2016'dan bu yana Tinshemet'te çalışan arkeologlar, çeşitli teknolojilere göre yaklaşık 110 bin ila 100 bin yıl öncesine tarihlenen beş erken insan kalıntısı keşfetti.

Zaidner, iskeletlerin çukurlarda bulunduğunu ve gömülme pozisyonu olarak bilinen cenin pozisyonunda dikkatlice düzenlendiğini söyledi. Birçoğu bazalt çakıl taşları, hayvan kalıntıları veya demir açısından zengin kayalardan yapılan kırmızımsı bir pigment olan aşı boyası parçaları gibi nesnelerle birlikte bulundu.

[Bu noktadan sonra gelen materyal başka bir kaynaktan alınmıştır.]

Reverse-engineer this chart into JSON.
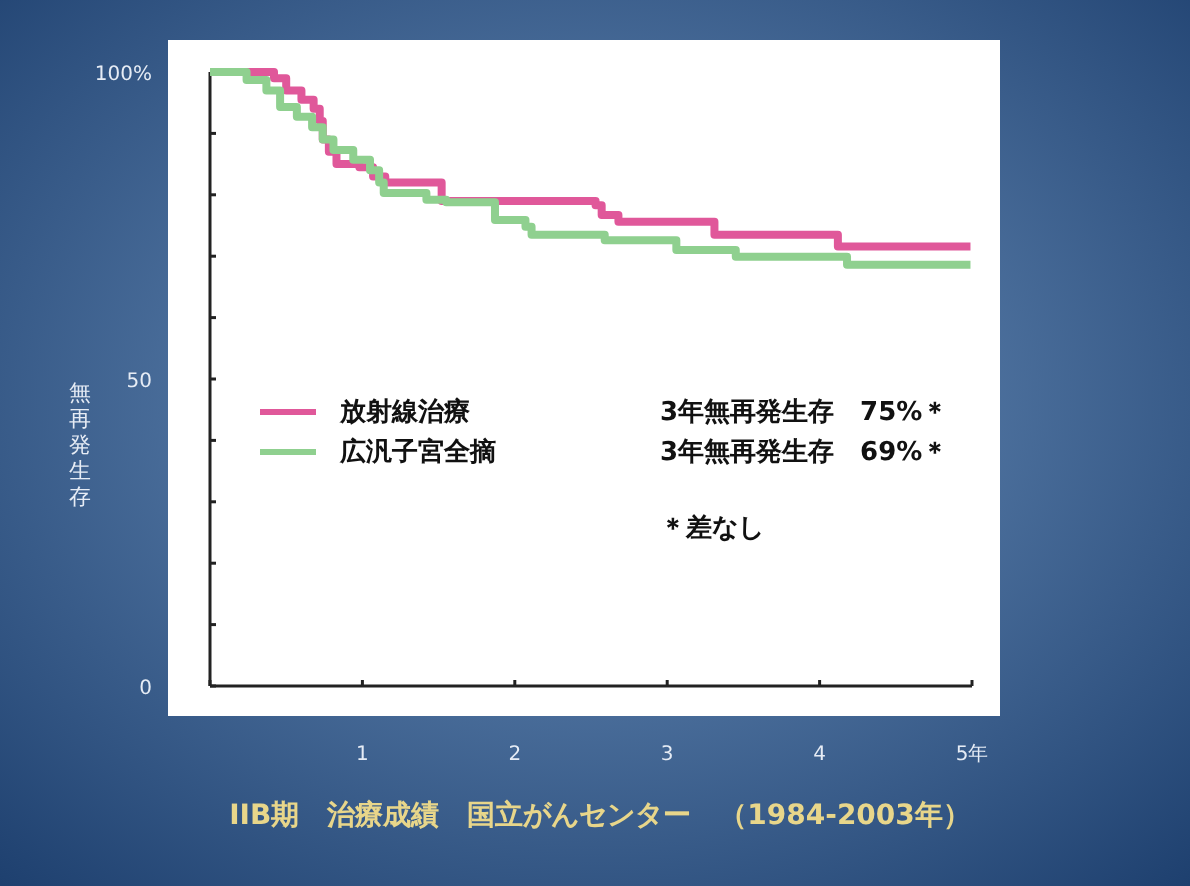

Bazıları yüzlerce kilometre öteden gelen bu nesnelerin günlük yaşamda bilinen pratik bir kullanımı olmadığı için uzmanlar bunların ölüleri onurlandırmak için yapılan ritüellerin bir parçası olduğuna inanıyor.

Gönüllüler, 15 Temmuz 2025, Salı günü İsrail'in Shoam kenti yakınlarında, arkeologların 100 bin yıl öncesine dayanan dünyanın bilinen en eski mezar alanlarından birini kazdığı Tinshemet Mağarası'nda çalışıyor. ©AP Photo/Ariel Schalit

Tinshemet Mağarası, İsrail'in orta kesimlerindeki tepelerde gıcırdayan meyve yarasalarıyla dolu karanlık bir yarıktır. Mağaranın içinde ve çevresinde, Zaidner'in “Paleolitik dönemde insan evrimi ve davranışlarını incelemek için en önemli üç ya da dört alandan biri” dediği mütevazı bir taş höyük bulunuyor.

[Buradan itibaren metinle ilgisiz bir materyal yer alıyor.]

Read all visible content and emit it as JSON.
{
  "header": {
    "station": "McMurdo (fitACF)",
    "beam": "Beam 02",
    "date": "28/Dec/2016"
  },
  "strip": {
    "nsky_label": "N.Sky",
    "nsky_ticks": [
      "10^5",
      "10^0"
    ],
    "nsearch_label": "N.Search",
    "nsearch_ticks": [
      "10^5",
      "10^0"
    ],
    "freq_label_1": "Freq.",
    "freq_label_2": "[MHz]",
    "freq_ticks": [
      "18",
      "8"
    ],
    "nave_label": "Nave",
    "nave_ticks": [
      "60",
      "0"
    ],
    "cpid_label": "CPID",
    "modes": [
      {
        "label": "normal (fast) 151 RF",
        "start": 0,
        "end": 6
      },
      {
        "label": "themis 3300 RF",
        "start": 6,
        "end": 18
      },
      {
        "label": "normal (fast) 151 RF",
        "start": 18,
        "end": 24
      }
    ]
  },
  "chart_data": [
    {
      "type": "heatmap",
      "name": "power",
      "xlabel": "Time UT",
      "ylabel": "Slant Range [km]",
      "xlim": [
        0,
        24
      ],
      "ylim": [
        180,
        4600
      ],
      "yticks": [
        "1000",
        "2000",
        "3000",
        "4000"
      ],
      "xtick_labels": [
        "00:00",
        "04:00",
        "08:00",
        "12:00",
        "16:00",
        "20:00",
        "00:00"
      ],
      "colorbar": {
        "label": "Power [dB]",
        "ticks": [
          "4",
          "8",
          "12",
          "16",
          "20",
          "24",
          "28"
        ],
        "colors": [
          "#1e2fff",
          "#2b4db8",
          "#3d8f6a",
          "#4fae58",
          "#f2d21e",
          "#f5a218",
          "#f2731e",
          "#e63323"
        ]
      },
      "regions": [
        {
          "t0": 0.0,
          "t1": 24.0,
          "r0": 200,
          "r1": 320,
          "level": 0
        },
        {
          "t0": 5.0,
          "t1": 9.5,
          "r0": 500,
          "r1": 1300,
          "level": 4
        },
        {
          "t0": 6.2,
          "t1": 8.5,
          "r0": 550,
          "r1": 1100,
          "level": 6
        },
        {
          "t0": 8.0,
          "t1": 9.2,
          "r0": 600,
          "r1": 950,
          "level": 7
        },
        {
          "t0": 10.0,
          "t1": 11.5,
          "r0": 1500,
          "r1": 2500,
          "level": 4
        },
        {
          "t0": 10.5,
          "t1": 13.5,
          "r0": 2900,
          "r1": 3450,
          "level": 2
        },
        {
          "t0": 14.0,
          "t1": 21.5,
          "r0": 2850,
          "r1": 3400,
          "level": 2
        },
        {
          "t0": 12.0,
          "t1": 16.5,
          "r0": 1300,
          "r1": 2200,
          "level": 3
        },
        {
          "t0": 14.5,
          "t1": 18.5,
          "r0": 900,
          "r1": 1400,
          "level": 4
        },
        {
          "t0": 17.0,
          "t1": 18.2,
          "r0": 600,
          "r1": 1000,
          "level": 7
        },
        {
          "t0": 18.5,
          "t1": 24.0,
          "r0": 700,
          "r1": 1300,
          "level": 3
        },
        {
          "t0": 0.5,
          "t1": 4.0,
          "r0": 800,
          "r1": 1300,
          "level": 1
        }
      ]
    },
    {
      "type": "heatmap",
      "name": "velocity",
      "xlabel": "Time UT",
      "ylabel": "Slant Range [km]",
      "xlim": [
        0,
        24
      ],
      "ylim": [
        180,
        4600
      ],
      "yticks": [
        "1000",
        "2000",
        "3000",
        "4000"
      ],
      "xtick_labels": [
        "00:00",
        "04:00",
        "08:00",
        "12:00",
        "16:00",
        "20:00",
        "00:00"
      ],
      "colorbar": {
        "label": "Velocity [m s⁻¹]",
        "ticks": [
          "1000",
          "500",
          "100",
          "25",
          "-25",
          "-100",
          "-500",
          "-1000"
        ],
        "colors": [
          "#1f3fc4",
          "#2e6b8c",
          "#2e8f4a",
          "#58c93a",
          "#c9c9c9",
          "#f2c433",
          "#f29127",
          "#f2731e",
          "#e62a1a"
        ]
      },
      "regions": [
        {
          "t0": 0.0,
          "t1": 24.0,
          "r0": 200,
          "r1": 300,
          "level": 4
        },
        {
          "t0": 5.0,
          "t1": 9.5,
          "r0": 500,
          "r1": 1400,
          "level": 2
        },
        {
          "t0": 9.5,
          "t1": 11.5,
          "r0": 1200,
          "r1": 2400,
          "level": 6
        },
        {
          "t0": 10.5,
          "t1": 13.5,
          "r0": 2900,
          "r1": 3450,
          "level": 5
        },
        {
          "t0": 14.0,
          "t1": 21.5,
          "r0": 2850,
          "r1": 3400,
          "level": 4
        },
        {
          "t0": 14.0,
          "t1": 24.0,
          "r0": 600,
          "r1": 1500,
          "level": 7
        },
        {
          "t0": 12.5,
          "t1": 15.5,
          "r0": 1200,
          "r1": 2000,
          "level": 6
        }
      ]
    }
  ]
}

Taş aletlerin kullanılmaya başlanması nedeniyle Taş Devri olarak da bilinen Paleolitik dönem, 3,3 milyon yıl öncesinden yaklaşık 10 bin yıl öncesine kadar sürmüştür. Tinshemet Mağarası Orta Paleolitik döneme, yani kabaca 250 bin ila 30 bin yıl öncesine aittir.

Tinshemet araştırmacılarının temel bulgularından bazıları Mart ayında Nature Human Behavior'da yayımlandı. Önemli bir keşif, iki tam iskelet ve diğer kemik ve dişlerle birlikte üç izole kafatası da dahil olmak üzere beş erken insan kalıntısıydı. Ayrıca, demir açısından zengin taşların belirli bir sıcaklığa kadar ısıtılmasıyla elde edilen bir pigment olan kırmızı ve turuncu aşı boyasının farklı boyutlardaki 500'den fazla parçası da ilk insanların dekoratif objeler yaratma imkânına sahip olduğunun kanıtı olarak dikkat çekmektedir.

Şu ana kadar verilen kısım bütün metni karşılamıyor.